Candidate Obama had portrayed homeowners in a sympathetic light. But the president struck a cautious note when he unveiled the plan in February 2009 [8]. The program will "not rescue the unscrupulous or irresponsible by throwing good taxpayer money after bad loans," said Obama. "It will not reward folks who bought homes they knew from the beginning they would never be able to afford."

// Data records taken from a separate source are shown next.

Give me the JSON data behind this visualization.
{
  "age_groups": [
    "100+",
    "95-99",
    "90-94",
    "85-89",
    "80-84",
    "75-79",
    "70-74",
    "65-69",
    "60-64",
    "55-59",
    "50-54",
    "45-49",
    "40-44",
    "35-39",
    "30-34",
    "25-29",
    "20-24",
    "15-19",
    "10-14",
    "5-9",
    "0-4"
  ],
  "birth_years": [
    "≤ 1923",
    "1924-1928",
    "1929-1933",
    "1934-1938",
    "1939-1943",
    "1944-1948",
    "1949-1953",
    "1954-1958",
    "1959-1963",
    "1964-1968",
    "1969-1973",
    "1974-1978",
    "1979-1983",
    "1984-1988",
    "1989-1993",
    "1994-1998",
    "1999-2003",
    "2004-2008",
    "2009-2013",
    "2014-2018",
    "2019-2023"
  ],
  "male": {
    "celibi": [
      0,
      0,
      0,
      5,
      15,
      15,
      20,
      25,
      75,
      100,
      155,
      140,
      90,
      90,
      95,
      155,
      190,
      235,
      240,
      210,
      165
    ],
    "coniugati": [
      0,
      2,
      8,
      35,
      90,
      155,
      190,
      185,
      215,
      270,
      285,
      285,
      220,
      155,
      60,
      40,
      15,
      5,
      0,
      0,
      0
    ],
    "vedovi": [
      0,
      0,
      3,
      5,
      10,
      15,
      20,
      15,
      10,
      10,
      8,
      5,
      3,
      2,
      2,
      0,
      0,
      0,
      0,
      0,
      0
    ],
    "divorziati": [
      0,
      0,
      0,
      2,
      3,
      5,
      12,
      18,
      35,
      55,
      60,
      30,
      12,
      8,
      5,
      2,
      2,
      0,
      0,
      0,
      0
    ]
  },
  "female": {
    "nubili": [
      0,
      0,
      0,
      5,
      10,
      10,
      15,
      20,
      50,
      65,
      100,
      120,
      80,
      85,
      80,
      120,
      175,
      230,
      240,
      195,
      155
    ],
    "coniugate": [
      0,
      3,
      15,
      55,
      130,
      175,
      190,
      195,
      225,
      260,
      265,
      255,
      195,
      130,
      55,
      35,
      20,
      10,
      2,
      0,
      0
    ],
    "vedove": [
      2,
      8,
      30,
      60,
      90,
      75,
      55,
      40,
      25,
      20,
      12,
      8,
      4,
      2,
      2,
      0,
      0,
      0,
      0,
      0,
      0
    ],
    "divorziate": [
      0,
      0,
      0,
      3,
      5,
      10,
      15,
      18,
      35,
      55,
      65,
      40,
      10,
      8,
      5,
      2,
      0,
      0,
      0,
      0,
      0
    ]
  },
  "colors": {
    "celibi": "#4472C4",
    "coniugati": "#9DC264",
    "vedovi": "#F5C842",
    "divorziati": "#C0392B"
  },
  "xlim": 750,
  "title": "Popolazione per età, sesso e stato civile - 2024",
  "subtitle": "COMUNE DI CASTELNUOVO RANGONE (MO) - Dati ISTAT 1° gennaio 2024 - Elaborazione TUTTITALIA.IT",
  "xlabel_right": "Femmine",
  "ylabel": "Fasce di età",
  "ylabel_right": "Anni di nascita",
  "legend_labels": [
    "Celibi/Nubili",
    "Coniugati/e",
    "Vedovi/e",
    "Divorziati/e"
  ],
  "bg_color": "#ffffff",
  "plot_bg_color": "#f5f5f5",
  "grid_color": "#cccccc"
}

While the government had been relatively undiscriminating in its bank bailout [9], it would carefully vet homeowners seeking help. HAMP was written to exclude homeowners seen as undeserving, limiting the program's reach to between 3 million and 4 million homes.

In order to prove their income was neither too high nor too low for the program, homeowners were asked to send in more documents than servicers had required previously, further taxing servicers' limited capacity. As a result, some servicers say eligible homeowners have been kept out. According to one industry estimate [10], as many as 30 percent more homeowners would have received modifications without the additional demands for documentation.

A lot of the program is focused on "weeding out bad apples," said Steven Horne, former Director of Servicing Risk Strategy at Fannie Mae. "Ninety percent is not focused on keeping more borrowers in their homes."